Riedito “La gioventù perduta” di Beniamino Dal Fabbro

E’ stato di recente riedito il libro di Beniamino Dal Fabbro La gioventù perduta di Beniamino Dal Fabbro, a cura di Giovanni Grazioli, da Libreria Campedèl editore.

La gioventù perduta fu composto da Beniamino Dal Fabbro nei mesi estivi del 1941 e del 1942, dopo che dal 1937 si era definitivamente trasferito da Belluno a Milano e pubblicato da Lettere d’Oggi di Roma nel giugno 1943. Il libro ebbe in seguito una seconda edizione rivista e corretta nel 1945, pubblicata questa volta da Valentino Bompiani.

La storia del romanzo si svolge prevalentemente a Belluno, dove persone, luoghi e fatti accaduti ricorrono nelle pagine con un crescendo di coinvolgenti vicende e avventure sia personali che di un gruppo di amici musicisti importanti nella trama del romanzo, sia per i convegni musicali notturni, che per le feste da ballo con le ragazze. Storie memorabili che inducono il lettore a essere coinvolto nelle ribellioni di un giovane di famiglia borghese, ambientate nella vita sociale della città tra gli anni ‘20 e ‘30 del Novecento.
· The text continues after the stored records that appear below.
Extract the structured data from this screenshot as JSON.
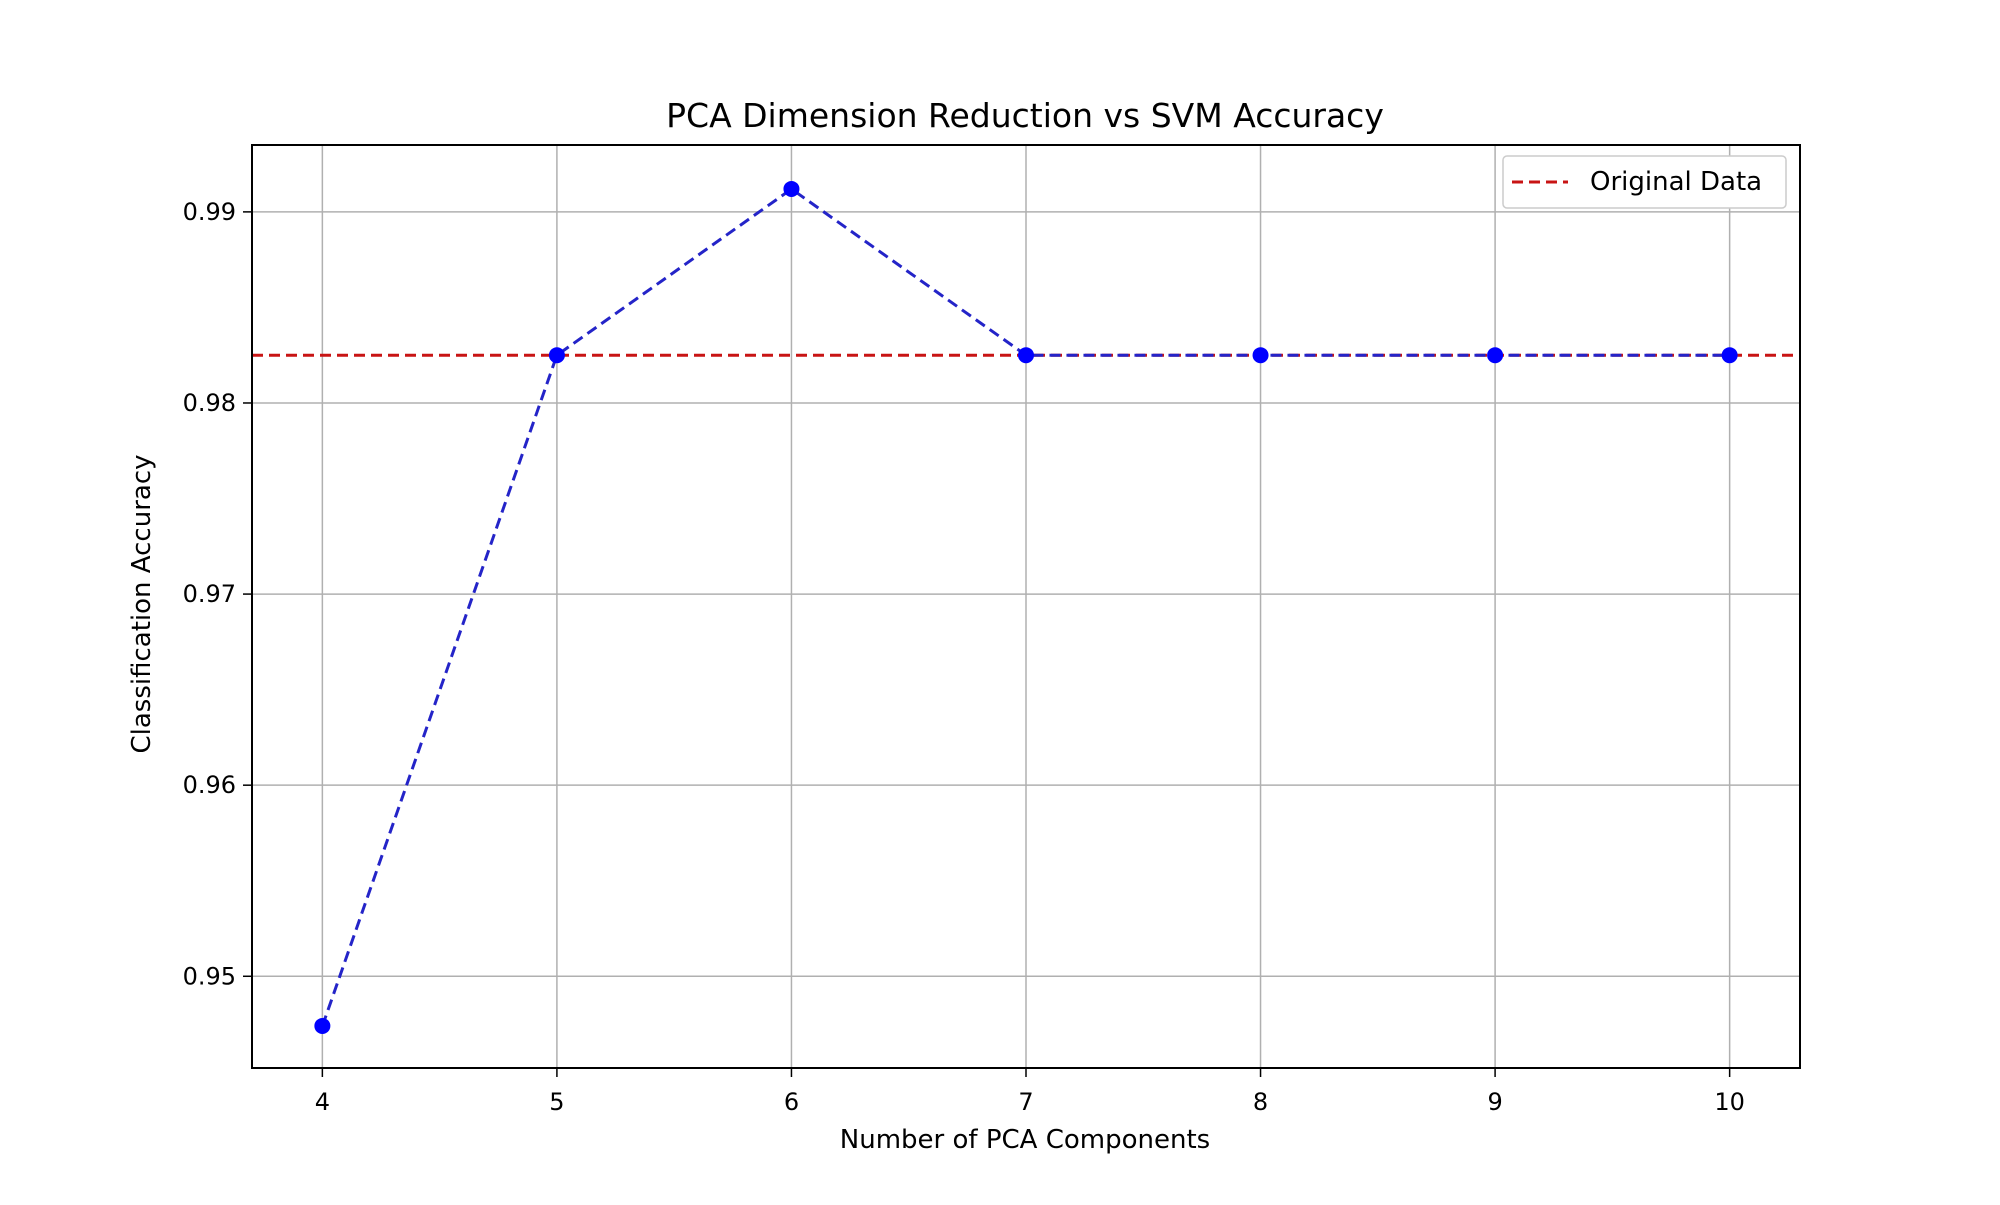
{
  "chart_data": {
    "type": "line",
    "title": "PCA Dimension Reduction vs SVM Accuracy",
    "xlabel": "Number of PCA Components",
    "ylabel": "Classification Accuracy",
    "xlim": [
      3.7,
      10.3
    ],
    "ylim": [
      0.9452,
      0.9935
    ],
    "x_ticks": [
      "4",
      "5",
      "6",
      "7",
      "8",
      "9",
      "10"
    ],
    "y_ticks": [
      "0.95",
      "0.96",
      "0.97",
      "0.98",
      "0.99"
    ],
    "grid": true,
    "legend_position": "top-right",
    "series": [
      {
        "x": [
          4,
          5,
          6,
          7,
          8,
          9,
          10
        ],
        "values": [
          0.9474,
          0.9825,
          0.9912,
          0.9825,
          0.9825,
          0.9825,
          0.9825
        ],
        "color": "#2424c8",
        "marker_color": "#0000ff",
        "line_style": "dashed",
        "marker": "circle"
      }
    ],
    "reference_lines": [
      {
        "name": "Original Data",
        "y": 0.9825,
        "color": "#c81414",
        "line_style": "dashed"
      }
    ]
  }
}
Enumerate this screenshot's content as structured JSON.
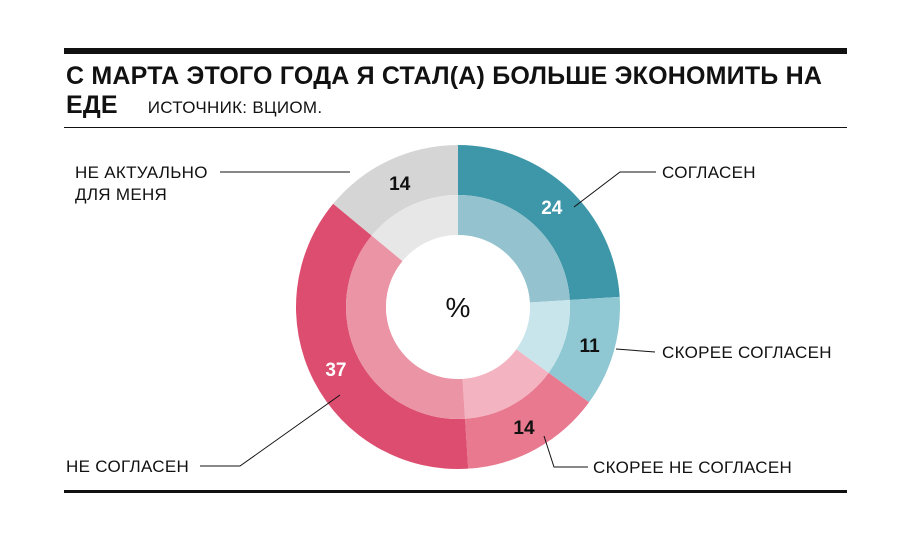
{
  "header": {
    "title": "С МАРТА ЭТОГО ГОДА Я СТАЛ(А) БОЛЬШЕ ЭКОНОМИТЬ НА ЕДЕ",
    "source": "ИСТОЧНИК: ВЦИОМ."
  },
  "chart_data": {
    "type": "pie",
    "title": "С МАРТА ЭТОГО ГОДА Я СТАЛ(А) БОЛЬШЕ ЭКОНОМИТЬ НА ЕДЕ",
    "unit": "%",
    "categories": [
      "СОГЛАСЕН",
      "СКОРЕЕ СОГЛАСЕН",
      "СКОРЕЕ НЕ СОГЛАСЕН",
      "НЕ СОГЛАСЕН",
      "НЕ АКТУАЛЬНО ДЛЯ МЕНЯ"
    ],
    "values": [
      24,
      11,
      14,
      37,
      14
    ],
    "value_labels": [
      "24",
      "11",
      "14",
      "37",
      "14"
    ],
    "colors": [
      "#3e97a8",
      "#8fc8d3",
      "#e8798f",
      "#dd4d6f",
      "#d5d5d5"
    ],
    "inner_colors": [
      "#94c3cf",
      "#c8e5eb",
      "#f3b3c0",
      "#eb94a6",
      "#e7e7e7"
    ],
    "label_colors": [
      "#ffffff",
      "#111111",
      "#111111",
      "#ffffff",
      "#111111"
    ]
  }
}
E’ vita vissuta quella di cui si narra, spesso con malinconia, ma sempre con un’ironia tale da evidenziare una capacità di autoanalisi profonda e ricercata. La struttura de La gioventù perduta è ad episodi, descritti con il tipico insieme di quadretti che iniziano dal clamore suscitato per uno scandalo sessuale e proseguono con la visione antieroica della montagna (opposta a quella dell’alpinista-superuomo della contemporanea retorica fascista), la prima passione amorosa del protagonista, il rifiuto di una relazione sentimentale a causa delle differenze sociali, il difficile rapporto con i genitori e la ricerca delle radici della famiglia. Non mancano le citazioni delle glorie patrie e degli eventi meteo e idrogeologici della città. Lo stile di Dal Fabbro anche in questo libro è classico ma non accademico, sempre elegante e riflessivo

Tra le ironiche osservazioni di Dal Fabbro: «Nel nostro capoluogo, se si guarda alle antiche incisioni e ai quadri conservati nel museo, la principale occupazione pare che sia sempre stata la chiacchera; mai si vide, nelle iconografie cittadine, tanta copia di conversatori; per le strade, al passeggio, nei salotti, nelle bische, nei palchetti e nel ridotto del teatro, uomini e donne dei secoli scorsi sono perpetuamente chinati l’uno all’orecchio dell’altro, a sussurrarsi motteggi e pettegolumi».